1261 yılı... Her çağın en güzel kentlerinden biri olan İstanbul Katolik Latin işgalcilerden kurtarılmış Doğu Roma İmparatorluğu yeniden başkenti İstanbul'a kavuşmuştur. Ancak kent perişan haldedir. Zalimliği ile ün yapmış zevke ve eğlenceye düşkün İmparator Sekizinci Mikael bir yandan kentin yeniden yapılanması için uğraş verirken diğer yandan aile içinde çıkan sorunlarla uğraşmaktadır.

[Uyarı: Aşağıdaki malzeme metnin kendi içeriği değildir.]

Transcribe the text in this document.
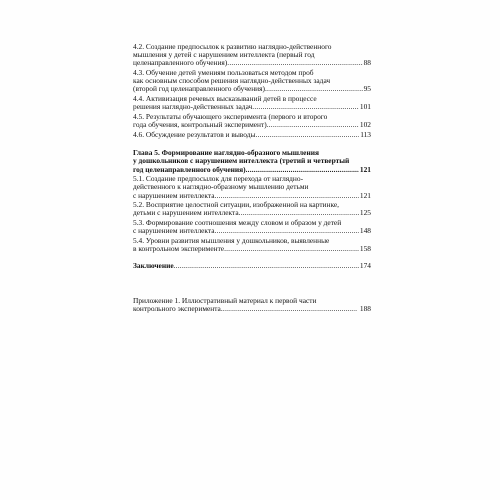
4.2. Создание предпосылок к развитию наглядно-действенного
мышления у детей с нарушением интеллекта (первый год
целенаправленного обучения) .....	88
4.3. Обучение детей умениям пользоваться методом проб
как основным способом решения наглядно-действенных задач
(второй год целенаправленного обучения) .....	95
4.4. Активизация речевых высказываний детей в процессе
решения наглядно-действенных задач .....	101
4.5. Результаты обучающего эксперимента (первого и второго
года обучения, контрольный эксперимент) .....	102
4.6. Обсуждение результатов и выводы .....	113
Глава 5. Формирование наглядно-образного мышления
у дошкольников с нарушением интеллекта (третий и четвертый
год целенаправленного обучения) .....	121
5.1. Создание предпосылок для перехода от наглядно-
действенного к наглядно-образному мышлению детьми
с нарушением интеллекта .....	121
5.2. Восприятие целостной ситуации, изображенной на картинке,
детьми с нарушением интеллекта .....	125
5.3. Формирование соотношения между словом и образом у детей
с нарушением интеллекта .....	148
5.4. Уровни развития мышления у дошкольников, выявленные
в контрольном эксперименте .....	158
Заключение .....	174
Приложение 1. Иллюстративный материал к первой части
контрольного эксперимента .....	188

Karısı İmparatoriçe Teodora Mikael'in kaçamaklarına göz yummakta ama gücü paylaşmak için de fırsat kollamaktadır.
Mikael'in gayrimeşru kızı Prenses Maria imparatorluk geleneklerinin aksine başına buyruk özgürlüğüne düşkün ve asi bir genç kızdır.
Kız kardeşi Eudoksia ve yakın arkadaşı Fani ile âşık oldukları İstanbul'da yaşamak bu muhteşem kentin güzelliklerini doyasıya tadıyor olmak onlar için mutlulukların en büyüğüdür.
Yine de Maria'nın hayatında eksik bir şey vardır mutluluğunu pekiştirecek hayatı onun için ölümsüzleştirebilecek bir şey: Aşk.
Maria aradığı aşkı yarımadanın karşı kıyılarında Galata'da bulur. Ancak bu sarayın kabul edebileceği bir ilişki değildir. Aşkı arayan Maria'nın bulduğu ise acı ve hüzündür sadece.
Tümüyle bildik gerçek mekânlarda geçen bu yürek yakıcı romanı okuyan herkes Balat'ı Ayvasaray'ı Galata'yı Pera'yı Beyazıt'ı İstanbul surları ve kapılarını Yedikule'yi... dolaşmak ve buralarda eski tarihin izlerini ararken zavallı Prenses Maria'yla karşılaşmak için şiddetli bir arzu duyacaktır.